The Prime Minister extended the third level of alert CHARLIE-CRP in force since February 21, it will be in force at least until March 15, and looking at what is happening behind our eastern border, it will stay with us for a long time. How strongly should startups, small and medium-sized enterprises take interest in protecting themselves against cyber attacks and how to carry out this operation without ruining the budget? The answer for MS was provided by Fudo Security, a Polish cyber security startup.
Damian Borkowski, Fudo Security
How prepared are Polish companies (from the SME sector, our Readers) for a cyber attack at this moment? Comparing the state of 2022 to, say, the beginning of 2021, is it much better?

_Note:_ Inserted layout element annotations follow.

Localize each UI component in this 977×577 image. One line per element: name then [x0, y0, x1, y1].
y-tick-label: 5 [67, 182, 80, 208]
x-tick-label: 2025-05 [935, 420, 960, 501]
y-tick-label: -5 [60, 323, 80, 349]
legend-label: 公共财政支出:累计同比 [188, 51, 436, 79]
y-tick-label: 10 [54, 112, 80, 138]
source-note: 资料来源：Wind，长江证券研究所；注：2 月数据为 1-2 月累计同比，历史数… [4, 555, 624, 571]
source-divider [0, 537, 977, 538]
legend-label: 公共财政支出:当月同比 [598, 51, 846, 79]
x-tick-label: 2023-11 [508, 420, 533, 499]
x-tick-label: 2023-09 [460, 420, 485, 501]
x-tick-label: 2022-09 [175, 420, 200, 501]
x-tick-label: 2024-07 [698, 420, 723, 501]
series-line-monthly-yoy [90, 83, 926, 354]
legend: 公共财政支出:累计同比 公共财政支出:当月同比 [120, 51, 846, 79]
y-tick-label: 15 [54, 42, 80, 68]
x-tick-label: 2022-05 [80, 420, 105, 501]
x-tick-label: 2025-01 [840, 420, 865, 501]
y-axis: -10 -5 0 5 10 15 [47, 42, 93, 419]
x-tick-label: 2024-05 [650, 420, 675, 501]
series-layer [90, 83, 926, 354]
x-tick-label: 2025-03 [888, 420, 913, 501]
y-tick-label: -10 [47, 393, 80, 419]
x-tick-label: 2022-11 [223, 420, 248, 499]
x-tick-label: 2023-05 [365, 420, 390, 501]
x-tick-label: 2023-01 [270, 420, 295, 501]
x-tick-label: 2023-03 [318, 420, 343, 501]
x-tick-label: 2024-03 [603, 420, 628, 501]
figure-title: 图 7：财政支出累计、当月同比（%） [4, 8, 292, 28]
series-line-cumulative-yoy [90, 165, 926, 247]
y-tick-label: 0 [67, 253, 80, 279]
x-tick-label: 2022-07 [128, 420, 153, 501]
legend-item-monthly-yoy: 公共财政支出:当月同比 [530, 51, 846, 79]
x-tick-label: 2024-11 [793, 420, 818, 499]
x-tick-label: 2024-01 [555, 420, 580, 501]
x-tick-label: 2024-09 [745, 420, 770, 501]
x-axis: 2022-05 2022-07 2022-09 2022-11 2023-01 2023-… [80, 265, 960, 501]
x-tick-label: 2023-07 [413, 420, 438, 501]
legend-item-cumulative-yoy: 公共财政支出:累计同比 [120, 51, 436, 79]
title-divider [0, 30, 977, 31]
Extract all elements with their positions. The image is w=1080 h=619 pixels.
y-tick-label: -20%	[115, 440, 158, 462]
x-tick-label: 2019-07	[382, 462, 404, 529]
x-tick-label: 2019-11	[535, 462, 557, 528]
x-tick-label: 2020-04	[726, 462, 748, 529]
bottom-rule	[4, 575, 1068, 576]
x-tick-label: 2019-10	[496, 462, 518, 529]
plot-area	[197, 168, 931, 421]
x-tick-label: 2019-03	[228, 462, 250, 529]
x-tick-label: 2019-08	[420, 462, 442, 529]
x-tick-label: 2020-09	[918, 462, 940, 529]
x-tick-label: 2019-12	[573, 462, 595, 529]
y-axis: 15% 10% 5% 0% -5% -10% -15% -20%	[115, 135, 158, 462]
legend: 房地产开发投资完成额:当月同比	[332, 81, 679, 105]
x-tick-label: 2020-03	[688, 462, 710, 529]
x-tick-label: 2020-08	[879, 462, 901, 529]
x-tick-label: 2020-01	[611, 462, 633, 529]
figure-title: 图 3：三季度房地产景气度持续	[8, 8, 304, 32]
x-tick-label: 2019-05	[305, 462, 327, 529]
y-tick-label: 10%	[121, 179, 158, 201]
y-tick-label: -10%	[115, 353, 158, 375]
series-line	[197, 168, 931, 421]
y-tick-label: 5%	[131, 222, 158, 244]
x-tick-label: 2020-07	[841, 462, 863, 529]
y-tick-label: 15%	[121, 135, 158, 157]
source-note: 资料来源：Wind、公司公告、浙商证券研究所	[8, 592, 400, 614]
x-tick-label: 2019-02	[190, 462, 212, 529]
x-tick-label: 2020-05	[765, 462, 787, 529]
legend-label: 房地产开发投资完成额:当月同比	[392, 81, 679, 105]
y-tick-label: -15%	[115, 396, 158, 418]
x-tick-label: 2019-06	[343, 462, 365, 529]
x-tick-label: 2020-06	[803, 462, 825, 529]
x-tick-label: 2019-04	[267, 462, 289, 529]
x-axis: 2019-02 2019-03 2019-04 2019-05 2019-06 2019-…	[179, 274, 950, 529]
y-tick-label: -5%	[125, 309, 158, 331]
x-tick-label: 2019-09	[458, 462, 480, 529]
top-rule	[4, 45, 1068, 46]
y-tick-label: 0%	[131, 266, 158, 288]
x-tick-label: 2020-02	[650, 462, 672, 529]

Small and medium-sized companies are usually more vulnerable because they have limited resources and often do not bother to implement security strategies. If an attack is not detected in time, it can be very costly for them to return to standard operations. In addition, it can take days if not months before such a cyber attack is discovered. In 2021. CISA reported that 43% of small and medium-sized enterprises (SMEs) were targeted by cyber attacks. In 2022, we are seeing more and more cyber attacks in Poland. However, we are also seeing more engagement in programs like the “RP Cyber Security Strategy 2019-2024,” which should generally translate into more security. Basically, I would say that the threat level has increased due to the Russian attack in Ukraine. However, this primarily affects government servers. The impact of cyber threats on SMEs remains about the same as before.
Are SME companies at risk of attacks? Should small businesses also protect themselves, and if so, from which industries most strongly?
All companies are at risk. We see reports from larger companies, such as PGE SA, where Wojciech Dąbrowski, the CEO, said that their IT networks had been subject to cyberattacks. In smaller companies they are also present, but as the detection rate of this type of attacks is lower there, we don’t hear about them so often. In general, both smaller and larger companies should invest time and money in cybersecurity measures, even basic ones such as properly trained staff, adequate security of work equipment, backups, and implemented company security procedures. Of course, there is no rule of thumb, but I would say that the industries most vulnerable to attacks today are the healthcare and finance/banking sectors. But right behind them are the industrial sector, or government institutions.
The simplest and cheapest steps to secure an attack on a small software company are …
The most important thing is knowledge and awareness of threats – and this is true at every level of the organization. With proper training and education, people responsible for security in the company can then pass this knowledge on, or create and implement appropriate security procedures. Next, we should remember about other basic security measures, such as regular updating of software that we use, introduction of MFA (multi factor authentication) in company systems, implementation of automatic backup mechanisms, firewalls, anti-virus software, data encryption mechanisms or access to company resources hidden behind VPN. In case of bigger companies or companies that are more exposed to attacks, it is also worthwhile to provide additional security measures, such as implementing PAM (privileged access management) or cybersecurity asset management software in the company. I would also definitely recommend introducing regular security tests (e.g. penetration tests or vulnerability scans).